Nessa perspectiva o corpo dançante que tem como base para organização cinética e neuro-motora o treinamento técnico em dança do ventre, reorganiza essa informação no corpo trazendo para a cena uma corporalidade singular. As ondulações, batidas, vibrações e deslocamentos que fazem parte do vocabulário da dança do ventre se articulam numa estrutura coreográfica de dança cênica, num
estado de corpo integrado, com uma presença de cena coesa entre as dançarinas.

O padrão de corporalidade da dança do ventre, não é utilizado de modo convencional, é reconfigurado a serviço da articulação das intencionalidades expressivas da obra dançante e seu escopo narrativo. Desse modo, não é evidente para um espectador menos informado qual a técnica de dança que serve de base da
investigação corporal e de movimento, isto é, não é obviamente reconhecível na construção coreográfica a dança do ventre. Essa declaração requer um parêntese, para que não ocorram equívocos, não estou dizendo que é necessário ou obrigatório acontecer uma identificação imediata entre técnica e estética, destaco essa propriedade da obra com o intuito de diagnosticar como se coordenou na obra
dançante o padrão de corporalidade, e não prescrever os modos de organização desta.

A dança como atividade performativa e reflexiva se desenvolve em um contexto artístico, sociocultural e político.

No contexto artístico da dança, apesar de algumas divergências, é possível indicar alguns pressupostos para pensar a dança contemporânea. De partida não deve ser entendida somente como organização de passos e ritmos no tempo-espaço do palco ou estilo coreográfico, uma vez que o seu forte é ser uma “dança-que-sepensa” e que estrutura seus procedimentos compositivos a cada ação criativa,
operando de modo metalingüístico. Ademais, desde a dança moderna não está imputada ao seu fazer artístico a necessidade de enredo ou estória descritível.
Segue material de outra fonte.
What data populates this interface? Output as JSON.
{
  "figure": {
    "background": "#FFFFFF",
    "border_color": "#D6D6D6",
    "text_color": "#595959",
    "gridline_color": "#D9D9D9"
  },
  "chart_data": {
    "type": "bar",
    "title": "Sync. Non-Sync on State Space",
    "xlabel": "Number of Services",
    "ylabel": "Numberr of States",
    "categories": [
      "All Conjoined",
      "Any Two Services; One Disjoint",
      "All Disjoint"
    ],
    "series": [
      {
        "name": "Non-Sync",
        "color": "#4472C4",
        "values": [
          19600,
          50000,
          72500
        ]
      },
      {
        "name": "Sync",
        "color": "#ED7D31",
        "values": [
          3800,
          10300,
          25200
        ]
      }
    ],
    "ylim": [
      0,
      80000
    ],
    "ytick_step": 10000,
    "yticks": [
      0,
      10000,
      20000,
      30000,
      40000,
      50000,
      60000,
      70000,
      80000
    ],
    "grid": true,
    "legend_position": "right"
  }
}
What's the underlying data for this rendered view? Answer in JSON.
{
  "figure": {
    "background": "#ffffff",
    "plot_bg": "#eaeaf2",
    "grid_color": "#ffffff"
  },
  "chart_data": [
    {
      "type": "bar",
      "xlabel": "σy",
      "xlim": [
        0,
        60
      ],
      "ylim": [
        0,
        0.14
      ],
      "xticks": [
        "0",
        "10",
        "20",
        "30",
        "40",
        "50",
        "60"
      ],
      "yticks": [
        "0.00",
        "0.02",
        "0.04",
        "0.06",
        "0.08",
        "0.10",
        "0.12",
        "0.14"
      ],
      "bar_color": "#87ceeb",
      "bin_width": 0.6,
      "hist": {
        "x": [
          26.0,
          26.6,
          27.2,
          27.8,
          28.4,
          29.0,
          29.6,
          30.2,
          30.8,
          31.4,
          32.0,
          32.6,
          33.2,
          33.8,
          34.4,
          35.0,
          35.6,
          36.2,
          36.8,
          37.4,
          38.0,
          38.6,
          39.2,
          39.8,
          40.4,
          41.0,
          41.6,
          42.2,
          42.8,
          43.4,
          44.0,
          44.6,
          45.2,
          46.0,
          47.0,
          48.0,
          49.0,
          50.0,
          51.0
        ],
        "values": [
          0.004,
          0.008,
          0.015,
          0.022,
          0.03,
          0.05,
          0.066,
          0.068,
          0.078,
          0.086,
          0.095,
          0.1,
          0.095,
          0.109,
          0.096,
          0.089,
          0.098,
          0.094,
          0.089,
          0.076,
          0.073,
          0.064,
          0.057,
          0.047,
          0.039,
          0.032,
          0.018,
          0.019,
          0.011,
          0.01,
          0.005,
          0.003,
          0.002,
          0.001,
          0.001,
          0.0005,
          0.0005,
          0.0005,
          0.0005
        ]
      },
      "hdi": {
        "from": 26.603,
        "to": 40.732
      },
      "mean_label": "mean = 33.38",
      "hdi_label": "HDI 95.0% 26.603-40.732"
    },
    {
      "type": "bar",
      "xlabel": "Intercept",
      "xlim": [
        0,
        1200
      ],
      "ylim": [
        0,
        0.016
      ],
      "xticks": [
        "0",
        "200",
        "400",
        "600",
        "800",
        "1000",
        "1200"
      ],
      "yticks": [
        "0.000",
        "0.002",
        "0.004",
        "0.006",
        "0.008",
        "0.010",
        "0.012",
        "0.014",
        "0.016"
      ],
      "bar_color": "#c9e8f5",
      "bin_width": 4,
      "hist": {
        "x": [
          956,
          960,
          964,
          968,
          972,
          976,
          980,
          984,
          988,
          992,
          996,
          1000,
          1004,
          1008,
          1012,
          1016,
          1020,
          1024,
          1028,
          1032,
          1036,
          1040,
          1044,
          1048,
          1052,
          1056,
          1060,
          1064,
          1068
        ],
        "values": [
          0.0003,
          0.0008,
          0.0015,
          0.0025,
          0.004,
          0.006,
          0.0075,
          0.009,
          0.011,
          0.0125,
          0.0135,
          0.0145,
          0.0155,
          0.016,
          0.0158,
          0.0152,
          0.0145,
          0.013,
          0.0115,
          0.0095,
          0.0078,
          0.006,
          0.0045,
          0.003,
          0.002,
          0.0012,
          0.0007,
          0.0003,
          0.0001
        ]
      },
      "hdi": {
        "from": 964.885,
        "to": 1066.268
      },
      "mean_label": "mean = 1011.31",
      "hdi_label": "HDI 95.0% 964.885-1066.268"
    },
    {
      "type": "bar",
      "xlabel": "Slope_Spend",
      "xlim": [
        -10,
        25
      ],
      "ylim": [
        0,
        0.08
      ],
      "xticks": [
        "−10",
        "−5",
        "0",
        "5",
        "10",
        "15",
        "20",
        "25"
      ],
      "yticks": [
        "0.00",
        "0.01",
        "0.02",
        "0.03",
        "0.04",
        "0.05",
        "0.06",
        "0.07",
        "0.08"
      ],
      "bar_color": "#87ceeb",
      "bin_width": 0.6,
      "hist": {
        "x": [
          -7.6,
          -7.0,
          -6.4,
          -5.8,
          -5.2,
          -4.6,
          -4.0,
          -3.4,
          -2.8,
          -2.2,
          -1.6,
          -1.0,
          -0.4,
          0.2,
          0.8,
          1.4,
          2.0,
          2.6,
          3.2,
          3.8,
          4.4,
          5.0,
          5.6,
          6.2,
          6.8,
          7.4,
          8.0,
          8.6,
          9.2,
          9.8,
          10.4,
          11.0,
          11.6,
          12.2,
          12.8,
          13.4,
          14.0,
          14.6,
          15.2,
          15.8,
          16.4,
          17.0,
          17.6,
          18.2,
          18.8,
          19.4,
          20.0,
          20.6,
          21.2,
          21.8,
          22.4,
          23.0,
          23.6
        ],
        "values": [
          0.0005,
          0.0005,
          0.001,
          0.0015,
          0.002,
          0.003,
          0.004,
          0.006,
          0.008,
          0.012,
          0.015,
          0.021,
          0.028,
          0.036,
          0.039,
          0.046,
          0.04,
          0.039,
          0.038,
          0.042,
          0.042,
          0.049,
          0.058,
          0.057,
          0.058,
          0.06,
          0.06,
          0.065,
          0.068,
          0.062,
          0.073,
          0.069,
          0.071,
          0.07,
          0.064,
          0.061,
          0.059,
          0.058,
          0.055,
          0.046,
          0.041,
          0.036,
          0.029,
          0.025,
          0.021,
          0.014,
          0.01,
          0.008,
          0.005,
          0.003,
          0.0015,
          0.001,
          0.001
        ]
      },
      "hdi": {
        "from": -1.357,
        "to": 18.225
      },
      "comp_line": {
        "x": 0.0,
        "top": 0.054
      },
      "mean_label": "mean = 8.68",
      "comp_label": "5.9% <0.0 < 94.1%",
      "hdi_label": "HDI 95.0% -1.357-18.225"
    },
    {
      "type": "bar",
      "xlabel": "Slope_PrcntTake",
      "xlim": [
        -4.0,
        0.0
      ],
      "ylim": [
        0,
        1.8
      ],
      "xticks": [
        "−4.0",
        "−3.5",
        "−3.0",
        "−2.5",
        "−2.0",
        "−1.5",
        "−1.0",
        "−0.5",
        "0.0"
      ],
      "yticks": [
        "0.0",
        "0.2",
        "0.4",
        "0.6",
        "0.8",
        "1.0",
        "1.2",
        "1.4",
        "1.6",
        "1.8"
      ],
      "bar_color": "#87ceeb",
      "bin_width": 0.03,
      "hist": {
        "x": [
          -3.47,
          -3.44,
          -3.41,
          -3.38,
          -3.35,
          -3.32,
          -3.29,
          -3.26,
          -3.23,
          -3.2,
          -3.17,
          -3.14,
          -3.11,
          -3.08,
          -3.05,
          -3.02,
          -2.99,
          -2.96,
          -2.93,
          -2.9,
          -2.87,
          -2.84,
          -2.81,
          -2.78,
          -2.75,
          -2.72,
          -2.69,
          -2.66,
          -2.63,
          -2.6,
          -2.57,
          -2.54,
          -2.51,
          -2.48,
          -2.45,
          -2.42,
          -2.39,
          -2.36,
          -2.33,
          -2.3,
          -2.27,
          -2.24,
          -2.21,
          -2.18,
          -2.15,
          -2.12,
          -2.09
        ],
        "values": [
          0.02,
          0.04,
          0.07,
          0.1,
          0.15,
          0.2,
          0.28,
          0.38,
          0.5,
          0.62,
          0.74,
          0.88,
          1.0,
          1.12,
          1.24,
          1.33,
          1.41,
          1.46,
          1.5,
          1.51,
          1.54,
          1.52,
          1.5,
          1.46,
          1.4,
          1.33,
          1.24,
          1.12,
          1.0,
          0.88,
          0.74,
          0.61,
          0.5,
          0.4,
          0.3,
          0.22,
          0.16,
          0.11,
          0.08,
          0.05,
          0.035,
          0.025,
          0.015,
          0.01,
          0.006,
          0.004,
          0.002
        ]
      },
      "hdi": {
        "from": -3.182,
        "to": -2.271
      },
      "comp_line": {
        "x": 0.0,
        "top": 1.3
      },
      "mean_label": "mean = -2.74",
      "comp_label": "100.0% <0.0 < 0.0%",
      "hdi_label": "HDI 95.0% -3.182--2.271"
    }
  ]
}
Talvez, exatamente o contexto artístico e sociocultural de companhia não possibilitou entrever nessas noções de dança contemporânea as diversas possibilidades de apropriação da técnica da dança do ventre para configurar corporalidades dançantes, cuja pesquisa de movimento se funda no cruzamento
dessas informações formativas recebidas e sua manipulação em variadas organizações compositivas de dança.

Para finalizar, como primeira obra da companhia podemos observar a imersão no universo de composição de uma dança teatral, que investiga e experimenta outros modos de criação artística, utilizando-se de outros modos da técnica de dança do ventre. Dança do ventre esta, que poder ser um elemento impar do processo de busca como criadora dentro de um pensamento contemporâneo de dança, no qual o corpo e suas incorporações se apresentam como matéria investigativa.

Todavia, o futuro, apenas as escolhas, direções artísticas tomadas e a continuidade do fazer artístico da Dakini cia de Dança poderão dizer E eu, continuo curiosa.